I turn to Draven, and he’s also turned over a pair of hand-dipped candles and found the same thing.
“So close,” I say, shaking my head as I let the shrunken head swing back into position with a gentle tap on the glass.
Something on the other side of the glass freezes, and as soon as I notice it, so do I.
“Draven…” I begin, but not before he hears it too.
At first, I think it is those revelers from earlier. I can hear them still, muted and dull through the shop windows. But their
shadows pass by and that sound still remains; a scraping, rattling sound at the door.
I stand right by the window, but I try to take a slow, careful step back out of the light before I am spotted. The doorknob rattles again, and then suddenly all the sounds cease. Whoever is at the door has just realized it’s already unlocked.
It creaks open so slowly I almost have time to duck down out of sight, but then what would be the point of that.
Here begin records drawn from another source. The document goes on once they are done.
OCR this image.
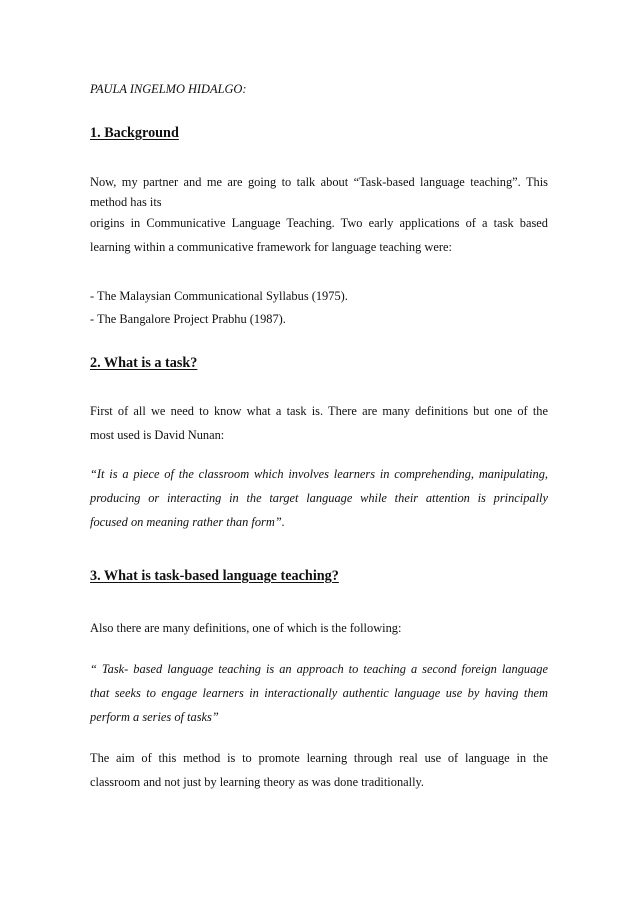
PAULA INGELMO HIDALGO:
1. Background
Now, my partner and me are going to talk about “Task-based language teaching”. This
method has its
origins in Communicative Language Teaching. Two early applications of a task based
learning within a communicative framework for language teaching were:
- The Malaysian Communicational Syllabus (1975).
- The Bangalore Project Prabhu (1987).
2. What is a task?
First of all we need to know what a task is. There are many definitions but one of the
most used is David Nunan:
“It is a piece of the classroom which involves learners in comprehending, manipulating,
producing or interacting in the target language while their attention is principally
focused on meaning rather than form”.
3. What is task-based language teaching?
Also there are many definitions, one of which is the following:
“ Task- based language teaching is an approach to teaching a second foreign language
that seeks to engage learners in interactionally authentic language use by having them
perform a series of tasks”
The aim of this method is to promote learning through real use of language in the
classroom and not just by learning theory as was done traditionally.
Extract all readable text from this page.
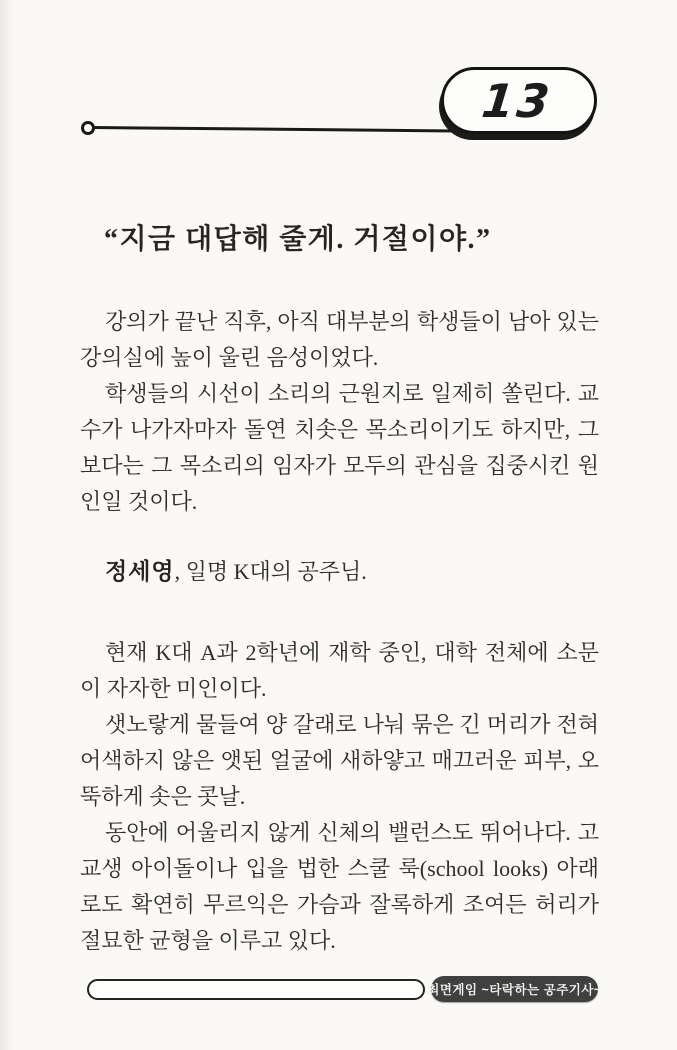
13
“지금 대답해 줄게. 거절이야.”

강의가 끝난 직후, 아직 대부분의 학생들이 남아 있는 강의실에 높이 울린 음성이었다.

학생들의 시선이 소리의 근원지로 일제히 쏠린다. 교수가 나가자마자 돌연 치솟은 목소리이기도 하지만, 그보다는 그 목소리의 임자가 모두의 관심을 집중시킨 원인일 것이다.

정세영, 일명 K대의 공주님.

현재 K대 A과 2학년에 재학 중인, 대학 전체에 소문이 자자한 미인이다.

샛노랗게 물들여 양 갈래로 나눠 묶은 긴 머리가 전혀 어색하지 않은 앳된 얼굴에 새하얗고 매끄러운 피부, 오뚝하게 솟은 콧날.

동안에 어울리지 않게 신체의 밸런스도 뛰어나다. 고교생 아이돌이나 입을 법한 스쿨 룩(school looks) 아래로도 확연히 무르익은 가슴과 잘록하게 조여든 허리가 절묘한 균형을 이루고 있다.

최면게임 ~타락하는 공주기사~
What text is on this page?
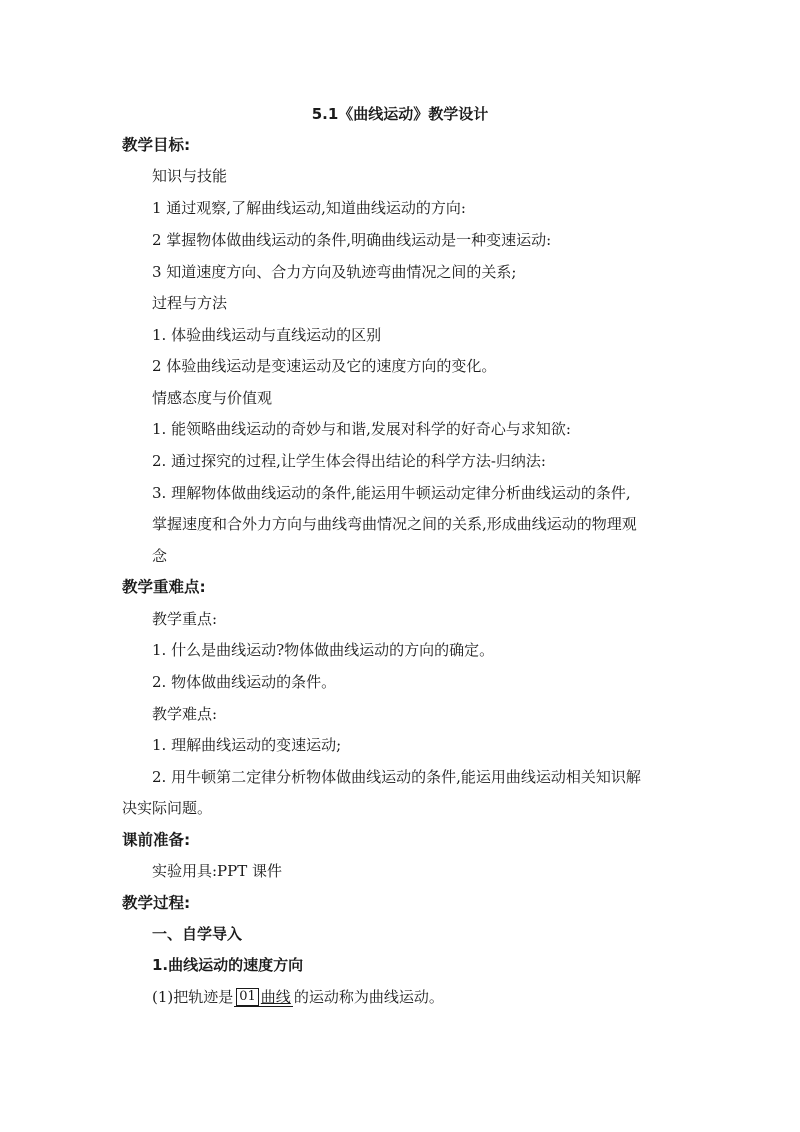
5.1《曲线运动》教学设计
教学目标:
知识与技能
1 通过观察,了解曲线运动,知道曲线运动的方向:
2 掌握物体做曲线运动的条件,明确曲线运动是一种变速运动:
3 知道速度方向、合力方向及轨迹弯曲情况之间的关系;
过程与方法
1. 体验曲线运动与直线运动的区别
2 体验曲线运动是变速运动及它的速度方向的变化。
情感态度与价值观
1. 能领略曲线运动的奇妙与和谐,发展对科学的好奇心与求知欲:
2. 通过探究的过程,让学生体会得出结论的科学方法-归纳法:
3. 理解物体做曲线运动的条件,能运用牛顿运动定律分析曲线运动的条件,
掌握速度和合外力方向与曲线弯曲情况之间的关系,形成曲线运动的物理观
念
教学重难点:
教学重点:
1. 什么是曲线运动?物体做曲线运动的方向的确定。
2. 物体做曲线运动的条件。
教学难点:
1. 理解曲线运动的变速运动;
2. 用牛顿第二定律分析物体做曲线运动的条件,能运用曲线运动相关知识解
决实际问题。
课前准备:
实验用具:PPT 课件
教学过程:
一、自学导入
1.曲线运动的速度方向
(1)把轨迹是 01 曲线 的运动称为曲线运动。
Instead, I just grab the closest thing to me, which happens to be a piece of ornate driftwood carved to resemble a twisted face and brandish it out before me.
A man steps inside but doesn’t take his eyes off the floor.
He’s muttering to himself as one of his hands roves the edge of the wall until, just as he finally lifts his eyes to spot Draven and I huddling on the opposite side of the cluttered table, he flicks on a light.
It’s not so bright that it blinds me, but even the dull, faded yellow bulb makes me stumble back a step and blink furiously.
The man fares no better. He lets out a loud shriek and half stumbles back out the door. Whatever it was he had been carrying earlier falls out of his arms and onto the floor in a tumble of tomatoes and salami.
“Ah damn it,” he grumbles, bending over to scrape the contents off the floor and back into the sandwich bag. I can’t keep the look of utter disgust off my face when he straightens up and starts dusting off his jacket. “It’s been so long since we had visitors, I thought no one would even notice I’d gone out,” he says.
He continues by us, through the doorway into a tiny room beyond. The only thing there is a poorly executed mural of probably offensive Voodoo imagery. He sets the sandwich down by a register and starts picking off bits of grime.